Она сидела в гостиной, под лампой, с новою книгой Тэна[257] и читала, прислушиваясь к звукам ветра на дворе и ожидая каждую минуту приезда экипажа. Несколько раз ей казалось, что она слышала звуки колес, но она ошибалась; наконец послышались не только звуки колес, но и покрик кучера и глухой звук в крытом подъезде. Даже княжна Варвара, делавшая пасьянс, подтвердила это, и Анна, вспыхнув, встала, но, вместо того чтоб идти вниз, как она прежде два раза ходила, она остановилась. Ей вдруг стало стыдно за свой обман, но более всего страшно за то, как он примет ее. Чувство оскорбления уже прошло; она только боялась выражения его неудовольствия. Она вспомнила, что дочь уже второй день была совсем здорова. Ей даже досадно стало на нее за то, что она оправилась как раз в то время, как было послано письмо. Потом она вспомнила его, что он тут, весь, со своими глазами, руками. Она услыхала его голос. И, забыв все, радостно побежала ему навстречу.

– Ну, что Ани? – робко сказал он снизу, глядя на сбегавшую к нему Анну.

Он сидел на стуле, и лакей стаскивал с него теплый сапог.

– Ничего, ей лучше.

– А ты? – сказал он, отряхиваясь.

Она взяла его обеими руками за руку и потянула ее к своей талии, не спуская с него глаз.

– Ну, я очень рад, – сказал он, холодно оглядывая ее, ее прическу, ее платье, которое он знал, что она надела для него.

Все это нравилось ему, но уже столько раз нравилось! И то строго-каменное выражение, которого она так боялась, остановилось на его лице.

– Ну, я очень рад. А ты здорова? – сказал он, отерев платком мокрую бороду и целуя ее руку.

«Все равно, – думала она, – только бы он был тут, а когда он тут, он не может, не смеет не любить меня».

Вечер прошел счастливо и весело при княжне Варваре, которая жаловалась ему, что Анна без него принимала морфин.

– Что ж делать? Я не могла спать… Мысли мешали. При нем я никогда не принимаю. Почти никогда.

Он рассказал про выборы, и Анна умела вопросами вызвать его на то самое, что веселило его, – на его успех. Она рассказала ему все, что интересовало его дома. И все сведения ее были самые веселые.

Но поздно вечером, когда они остались одни, Анна, видя, что она опять вполне овладела им, захотела стереть то тяжелое впечатление взгляда за письмо. Она сказала:

– А признайся, тебе досадно было получить письмо, и ты не поверил мне?

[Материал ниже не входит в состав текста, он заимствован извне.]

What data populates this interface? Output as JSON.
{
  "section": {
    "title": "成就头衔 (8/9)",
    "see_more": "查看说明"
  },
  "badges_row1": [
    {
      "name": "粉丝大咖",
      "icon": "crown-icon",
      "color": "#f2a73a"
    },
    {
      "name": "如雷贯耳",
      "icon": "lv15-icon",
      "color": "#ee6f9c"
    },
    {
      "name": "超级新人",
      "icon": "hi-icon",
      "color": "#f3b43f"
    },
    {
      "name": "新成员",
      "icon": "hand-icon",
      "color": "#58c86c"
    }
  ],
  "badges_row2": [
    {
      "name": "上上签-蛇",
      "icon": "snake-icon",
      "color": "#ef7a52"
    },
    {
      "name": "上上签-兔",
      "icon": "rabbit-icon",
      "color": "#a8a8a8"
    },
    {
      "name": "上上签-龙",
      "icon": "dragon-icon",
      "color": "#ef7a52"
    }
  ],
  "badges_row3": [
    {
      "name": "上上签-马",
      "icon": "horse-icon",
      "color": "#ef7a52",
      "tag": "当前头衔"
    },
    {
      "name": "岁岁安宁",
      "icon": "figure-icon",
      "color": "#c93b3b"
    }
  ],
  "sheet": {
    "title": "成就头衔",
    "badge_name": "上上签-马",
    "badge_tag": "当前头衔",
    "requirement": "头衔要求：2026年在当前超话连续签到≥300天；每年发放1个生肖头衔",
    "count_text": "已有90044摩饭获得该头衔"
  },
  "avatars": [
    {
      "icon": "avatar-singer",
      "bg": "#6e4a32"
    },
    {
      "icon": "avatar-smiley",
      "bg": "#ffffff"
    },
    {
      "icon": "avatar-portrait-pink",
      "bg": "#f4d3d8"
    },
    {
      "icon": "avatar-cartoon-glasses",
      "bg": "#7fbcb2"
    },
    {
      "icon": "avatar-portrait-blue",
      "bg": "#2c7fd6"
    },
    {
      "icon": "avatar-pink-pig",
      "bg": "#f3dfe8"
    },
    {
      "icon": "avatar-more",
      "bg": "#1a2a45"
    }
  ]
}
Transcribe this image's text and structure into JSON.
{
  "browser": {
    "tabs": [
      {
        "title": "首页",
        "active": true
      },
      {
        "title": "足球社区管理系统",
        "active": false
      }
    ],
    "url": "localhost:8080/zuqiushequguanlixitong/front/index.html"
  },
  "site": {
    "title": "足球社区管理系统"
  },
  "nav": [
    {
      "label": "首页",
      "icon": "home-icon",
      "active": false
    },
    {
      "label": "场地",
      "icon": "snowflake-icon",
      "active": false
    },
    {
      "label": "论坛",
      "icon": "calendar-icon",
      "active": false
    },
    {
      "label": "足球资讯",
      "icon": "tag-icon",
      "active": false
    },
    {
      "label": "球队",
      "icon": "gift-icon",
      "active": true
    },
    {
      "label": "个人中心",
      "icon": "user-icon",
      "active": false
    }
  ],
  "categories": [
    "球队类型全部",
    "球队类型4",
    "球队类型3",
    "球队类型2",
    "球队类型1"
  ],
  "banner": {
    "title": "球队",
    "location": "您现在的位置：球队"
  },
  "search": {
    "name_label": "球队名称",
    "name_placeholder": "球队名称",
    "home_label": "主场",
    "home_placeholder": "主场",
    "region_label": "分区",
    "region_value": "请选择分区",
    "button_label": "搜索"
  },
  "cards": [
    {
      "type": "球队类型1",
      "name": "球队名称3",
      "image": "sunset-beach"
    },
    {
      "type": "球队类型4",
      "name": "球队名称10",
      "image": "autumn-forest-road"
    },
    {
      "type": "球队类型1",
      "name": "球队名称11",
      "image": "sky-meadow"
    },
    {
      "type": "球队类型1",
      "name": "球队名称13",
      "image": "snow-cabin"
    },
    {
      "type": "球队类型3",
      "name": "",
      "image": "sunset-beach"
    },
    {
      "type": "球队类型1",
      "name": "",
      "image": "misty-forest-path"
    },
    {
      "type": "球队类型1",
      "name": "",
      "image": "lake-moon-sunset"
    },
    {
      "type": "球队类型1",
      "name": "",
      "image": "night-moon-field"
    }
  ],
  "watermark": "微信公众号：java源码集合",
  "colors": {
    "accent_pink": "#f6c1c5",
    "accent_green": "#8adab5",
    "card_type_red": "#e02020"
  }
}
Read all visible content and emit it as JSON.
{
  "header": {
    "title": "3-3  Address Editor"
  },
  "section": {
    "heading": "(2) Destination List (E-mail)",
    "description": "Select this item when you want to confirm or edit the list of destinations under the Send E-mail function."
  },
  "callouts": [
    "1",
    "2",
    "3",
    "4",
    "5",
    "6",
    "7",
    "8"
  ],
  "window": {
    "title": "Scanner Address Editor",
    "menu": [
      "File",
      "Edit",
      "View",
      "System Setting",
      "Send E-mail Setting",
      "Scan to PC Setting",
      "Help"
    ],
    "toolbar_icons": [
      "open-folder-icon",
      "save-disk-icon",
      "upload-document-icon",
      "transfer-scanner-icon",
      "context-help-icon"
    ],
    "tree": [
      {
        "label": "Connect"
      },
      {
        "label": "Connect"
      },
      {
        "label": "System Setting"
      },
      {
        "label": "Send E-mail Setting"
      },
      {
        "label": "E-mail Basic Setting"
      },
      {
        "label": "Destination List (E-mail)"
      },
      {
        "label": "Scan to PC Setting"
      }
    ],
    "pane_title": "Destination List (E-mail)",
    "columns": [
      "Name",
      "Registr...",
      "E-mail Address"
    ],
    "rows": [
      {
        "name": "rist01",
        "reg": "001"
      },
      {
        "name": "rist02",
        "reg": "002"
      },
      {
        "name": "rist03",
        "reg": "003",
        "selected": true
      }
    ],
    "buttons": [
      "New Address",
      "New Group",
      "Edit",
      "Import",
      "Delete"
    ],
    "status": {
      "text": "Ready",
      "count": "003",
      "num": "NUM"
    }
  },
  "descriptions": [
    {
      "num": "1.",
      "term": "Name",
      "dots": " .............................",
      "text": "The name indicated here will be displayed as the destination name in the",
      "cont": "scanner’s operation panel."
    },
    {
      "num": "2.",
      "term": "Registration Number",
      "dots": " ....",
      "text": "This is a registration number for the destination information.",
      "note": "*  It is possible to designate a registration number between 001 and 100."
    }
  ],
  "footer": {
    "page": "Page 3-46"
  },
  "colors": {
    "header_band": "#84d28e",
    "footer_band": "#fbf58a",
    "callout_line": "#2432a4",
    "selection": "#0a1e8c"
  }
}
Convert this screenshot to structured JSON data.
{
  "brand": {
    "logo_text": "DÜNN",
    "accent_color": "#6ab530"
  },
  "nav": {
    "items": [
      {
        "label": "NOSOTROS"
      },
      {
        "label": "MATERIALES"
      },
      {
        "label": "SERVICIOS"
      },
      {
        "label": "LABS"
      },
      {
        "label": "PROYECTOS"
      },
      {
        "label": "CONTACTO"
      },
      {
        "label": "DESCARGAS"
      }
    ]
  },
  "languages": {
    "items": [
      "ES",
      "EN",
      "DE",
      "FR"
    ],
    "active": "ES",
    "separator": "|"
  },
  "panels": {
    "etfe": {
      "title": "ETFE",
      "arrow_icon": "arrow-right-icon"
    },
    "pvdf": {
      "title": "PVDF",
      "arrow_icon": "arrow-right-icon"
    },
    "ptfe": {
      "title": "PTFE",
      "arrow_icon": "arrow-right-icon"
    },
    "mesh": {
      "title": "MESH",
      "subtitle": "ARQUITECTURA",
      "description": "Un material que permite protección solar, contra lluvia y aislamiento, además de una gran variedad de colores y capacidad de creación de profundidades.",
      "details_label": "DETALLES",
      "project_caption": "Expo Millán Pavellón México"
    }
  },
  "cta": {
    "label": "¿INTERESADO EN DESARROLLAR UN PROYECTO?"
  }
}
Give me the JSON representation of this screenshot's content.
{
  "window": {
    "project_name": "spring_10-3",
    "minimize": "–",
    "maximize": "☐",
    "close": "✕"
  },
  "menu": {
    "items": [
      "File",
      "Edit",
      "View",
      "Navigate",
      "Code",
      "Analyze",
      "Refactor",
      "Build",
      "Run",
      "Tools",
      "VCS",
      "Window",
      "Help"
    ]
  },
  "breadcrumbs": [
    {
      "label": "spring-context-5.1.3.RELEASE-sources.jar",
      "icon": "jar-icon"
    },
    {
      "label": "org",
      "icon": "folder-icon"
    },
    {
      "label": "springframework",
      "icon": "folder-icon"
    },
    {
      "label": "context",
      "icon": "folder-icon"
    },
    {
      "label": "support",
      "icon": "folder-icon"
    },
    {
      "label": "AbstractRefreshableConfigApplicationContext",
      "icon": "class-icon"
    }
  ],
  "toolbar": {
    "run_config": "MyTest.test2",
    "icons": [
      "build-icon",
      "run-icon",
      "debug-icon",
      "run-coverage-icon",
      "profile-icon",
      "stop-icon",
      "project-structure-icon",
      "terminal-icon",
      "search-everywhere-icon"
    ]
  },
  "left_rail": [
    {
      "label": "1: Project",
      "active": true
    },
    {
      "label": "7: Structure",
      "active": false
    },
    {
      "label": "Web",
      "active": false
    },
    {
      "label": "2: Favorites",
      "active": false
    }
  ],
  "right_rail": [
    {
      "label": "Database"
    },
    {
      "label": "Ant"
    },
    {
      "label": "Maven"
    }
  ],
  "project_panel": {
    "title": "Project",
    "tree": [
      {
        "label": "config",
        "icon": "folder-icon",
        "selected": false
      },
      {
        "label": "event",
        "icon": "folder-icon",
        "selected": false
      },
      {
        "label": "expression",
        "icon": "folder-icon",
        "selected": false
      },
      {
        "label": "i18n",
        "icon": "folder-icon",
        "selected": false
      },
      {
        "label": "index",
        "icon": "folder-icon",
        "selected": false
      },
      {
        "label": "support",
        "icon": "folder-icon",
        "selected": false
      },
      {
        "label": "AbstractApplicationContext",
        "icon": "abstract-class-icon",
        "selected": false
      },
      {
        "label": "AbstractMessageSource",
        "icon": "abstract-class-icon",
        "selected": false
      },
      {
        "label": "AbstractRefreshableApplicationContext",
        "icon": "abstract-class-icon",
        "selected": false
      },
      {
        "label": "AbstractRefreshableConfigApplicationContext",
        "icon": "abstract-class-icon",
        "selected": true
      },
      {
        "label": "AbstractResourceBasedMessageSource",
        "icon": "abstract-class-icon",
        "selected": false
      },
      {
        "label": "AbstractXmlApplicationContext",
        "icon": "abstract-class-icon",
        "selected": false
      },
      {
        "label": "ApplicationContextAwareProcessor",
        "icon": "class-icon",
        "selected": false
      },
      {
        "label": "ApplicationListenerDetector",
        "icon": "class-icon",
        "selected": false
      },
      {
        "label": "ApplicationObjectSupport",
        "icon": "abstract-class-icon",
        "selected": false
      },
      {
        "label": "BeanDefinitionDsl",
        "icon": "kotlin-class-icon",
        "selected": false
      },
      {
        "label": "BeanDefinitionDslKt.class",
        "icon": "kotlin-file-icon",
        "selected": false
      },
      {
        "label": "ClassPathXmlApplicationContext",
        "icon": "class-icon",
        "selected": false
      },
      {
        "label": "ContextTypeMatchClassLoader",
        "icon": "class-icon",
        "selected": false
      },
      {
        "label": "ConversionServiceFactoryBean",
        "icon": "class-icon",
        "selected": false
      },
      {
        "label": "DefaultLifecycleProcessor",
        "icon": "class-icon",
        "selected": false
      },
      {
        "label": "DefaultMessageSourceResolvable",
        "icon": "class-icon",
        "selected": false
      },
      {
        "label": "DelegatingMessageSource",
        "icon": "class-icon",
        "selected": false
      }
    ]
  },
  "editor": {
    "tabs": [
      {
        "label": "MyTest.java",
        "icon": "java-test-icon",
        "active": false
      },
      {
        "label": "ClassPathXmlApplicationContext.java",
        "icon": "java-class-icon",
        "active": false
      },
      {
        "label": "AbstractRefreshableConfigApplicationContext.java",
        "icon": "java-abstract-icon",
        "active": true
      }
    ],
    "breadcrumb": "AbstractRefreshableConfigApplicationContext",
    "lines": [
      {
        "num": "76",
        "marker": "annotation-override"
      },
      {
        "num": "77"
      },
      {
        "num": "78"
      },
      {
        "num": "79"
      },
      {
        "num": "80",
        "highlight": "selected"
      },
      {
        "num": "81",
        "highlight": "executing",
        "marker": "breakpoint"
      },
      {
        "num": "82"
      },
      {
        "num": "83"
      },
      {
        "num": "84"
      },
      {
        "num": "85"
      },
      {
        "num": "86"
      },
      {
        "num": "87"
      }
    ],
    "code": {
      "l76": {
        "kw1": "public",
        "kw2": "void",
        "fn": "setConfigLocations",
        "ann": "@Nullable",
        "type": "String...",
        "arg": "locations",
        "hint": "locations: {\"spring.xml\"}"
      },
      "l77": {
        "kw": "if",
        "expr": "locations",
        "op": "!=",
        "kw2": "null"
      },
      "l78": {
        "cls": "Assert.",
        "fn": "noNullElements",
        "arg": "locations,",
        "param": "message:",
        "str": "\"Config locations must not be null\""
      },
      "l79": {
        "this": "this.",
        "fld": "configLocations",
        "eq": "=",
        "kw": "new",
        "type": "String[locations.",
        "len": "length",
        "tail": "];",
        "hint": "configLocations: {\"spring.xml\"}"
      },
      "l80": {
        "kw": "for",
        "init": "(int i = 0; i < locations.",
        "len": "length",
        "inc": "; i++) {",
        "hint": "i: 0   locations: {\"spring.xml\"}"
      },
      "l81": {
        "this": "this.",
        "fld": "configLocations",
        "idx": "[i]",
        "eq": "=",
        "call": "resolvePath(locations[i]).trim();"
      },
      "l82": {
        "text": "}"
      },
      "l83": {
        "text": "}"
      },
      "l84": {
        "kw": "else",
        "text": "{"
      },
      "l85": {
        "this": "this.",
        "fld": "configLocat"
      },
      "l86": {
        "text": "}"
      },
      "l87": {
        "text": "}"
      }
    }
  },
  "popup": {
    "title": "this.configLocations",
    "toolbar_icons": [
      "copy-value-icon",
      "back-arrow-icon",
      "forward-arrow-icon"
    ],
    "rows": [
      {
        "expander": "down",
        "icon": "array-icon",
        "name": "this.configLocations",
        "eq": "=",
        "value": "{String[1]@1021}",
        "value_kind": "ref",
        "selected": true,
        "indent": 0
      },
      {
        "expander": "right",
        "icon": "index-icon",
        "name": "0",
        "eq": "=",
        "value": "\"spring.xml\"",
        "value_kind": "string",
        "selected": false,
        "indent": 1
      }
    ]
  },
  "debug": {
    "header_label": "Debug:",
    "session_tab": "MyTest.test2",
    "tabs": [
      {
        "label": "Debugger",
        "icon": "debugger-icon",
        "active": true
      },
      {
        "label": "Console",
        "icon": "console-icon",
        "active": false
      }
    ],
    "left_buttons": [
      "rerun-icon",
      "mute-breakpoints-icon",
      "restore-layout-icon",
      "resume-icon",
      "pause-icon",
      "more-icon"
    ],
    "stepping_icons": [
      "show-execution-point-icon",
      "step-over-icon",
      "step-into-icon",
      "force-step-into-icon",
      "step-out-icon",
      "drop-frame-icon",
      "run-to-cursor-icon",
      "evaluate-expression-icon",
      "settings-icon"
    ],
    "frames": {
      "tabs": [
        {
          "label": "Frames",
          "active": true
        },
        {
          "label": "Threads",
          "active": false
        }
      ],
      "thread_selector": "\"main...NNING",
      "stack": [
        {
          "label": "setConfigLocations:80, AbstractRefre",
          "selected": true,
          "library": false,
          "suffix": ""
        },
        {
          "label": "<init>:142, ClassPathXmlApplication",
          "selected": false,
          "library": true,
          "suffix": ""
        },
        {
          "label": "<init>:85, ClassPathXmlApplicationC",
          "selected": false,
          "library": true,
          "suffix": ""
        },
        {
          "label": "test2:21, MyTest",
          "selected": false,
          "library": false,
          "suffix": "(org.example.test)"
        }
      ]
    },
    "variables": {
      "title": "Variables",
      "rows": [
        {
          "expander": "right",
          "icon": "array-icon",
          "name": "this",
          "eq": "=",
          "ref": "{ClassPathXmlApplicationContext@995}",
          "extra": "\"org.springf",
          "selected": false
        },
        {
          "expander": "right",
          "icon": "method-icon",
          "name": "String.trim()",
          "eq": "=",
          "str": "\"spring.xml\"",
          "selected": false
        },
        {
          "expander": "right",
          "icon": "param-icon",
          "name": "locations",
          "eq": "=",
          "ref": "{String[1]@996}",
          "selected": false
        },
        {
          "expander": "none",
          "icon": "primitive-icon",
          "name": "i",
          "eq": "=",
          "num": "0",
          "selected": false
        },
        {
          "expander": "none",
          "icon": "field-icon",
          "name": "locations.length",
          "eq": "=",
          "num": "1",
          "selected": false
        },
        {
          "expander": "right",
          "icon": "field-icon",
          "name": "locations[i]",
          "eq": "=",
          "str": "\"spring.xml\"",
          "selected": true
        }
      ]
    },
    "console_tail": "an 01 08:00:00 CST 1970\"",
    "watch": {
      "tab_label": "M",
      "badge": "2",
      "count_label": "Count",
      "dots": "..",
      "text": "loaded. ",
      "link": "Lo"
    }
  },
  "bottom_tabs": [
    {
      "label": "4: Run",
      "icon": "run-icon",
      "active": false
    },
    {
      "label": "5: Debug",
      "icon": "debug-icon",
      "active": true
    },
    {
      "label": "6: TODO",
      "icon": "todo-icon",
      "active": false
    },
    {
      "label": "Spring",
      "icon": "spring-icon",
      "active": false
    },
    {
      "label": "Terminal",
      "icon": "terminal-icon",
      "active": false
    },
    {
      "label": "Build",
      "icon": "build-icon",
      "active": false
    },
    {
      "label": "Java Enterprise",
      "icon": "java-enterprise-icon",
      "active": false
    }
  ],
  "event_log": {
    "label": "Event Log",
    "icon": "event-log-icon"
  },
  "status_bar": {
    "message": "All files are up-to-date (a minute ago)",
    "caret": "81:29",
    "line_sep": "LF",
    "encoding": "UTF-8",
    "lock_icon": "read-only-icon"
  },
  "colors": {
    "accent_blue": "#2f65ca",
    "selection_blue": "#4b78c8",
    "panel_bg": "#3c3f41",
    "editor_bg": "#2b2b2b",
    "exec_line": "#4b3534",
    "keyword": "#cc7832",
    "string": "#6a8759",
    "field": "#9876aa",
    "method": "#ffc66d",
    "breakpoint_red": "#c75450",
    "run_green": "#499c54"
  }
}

Только что она сказала это, она поняла, что, как ни любовно он был теперь расположен к ней, он этого не простил ей.

– Да, – сказал он. – Письмо было такое странное. То Ани больна, то ты сама хотела приехать.

– Это все было правда.

– Да я и не сомневаюсь.

– Нет, ты сомневаешься. Ты недоволен, я вижу.

– Ни одной минуты. Я только недоволен, это правда, тем, что ты как будто не хочешь допустить, что есть обязанности…

– Обязанности ехать в концерт…

– Но не будем говорить, – сказал он.

– Почему же не говорить? – сказала она.

– Я только хочу сказать, что могут встретиться дела, необходимость. Вот теперь мне надо будет ехать в Москву, по делу дома… Ах, Анна, почему ты так раздражаешься? Разве ты не знаешь, что я не могу без тебя жить?

– А если так, – сказала Анна вдруг изменившимся голосом, – то ты тяготишься этою жизнью… Да, ты приедешь на день и уедешь, как поступают…

– Анна, это жестоко. Я всю жизнь готов отдать…

Но она не слушала его.

– Если ты поедешь в Москву, то и я поеду. Я не останусь здесь. Или мы должны разойтись, или жить вместе.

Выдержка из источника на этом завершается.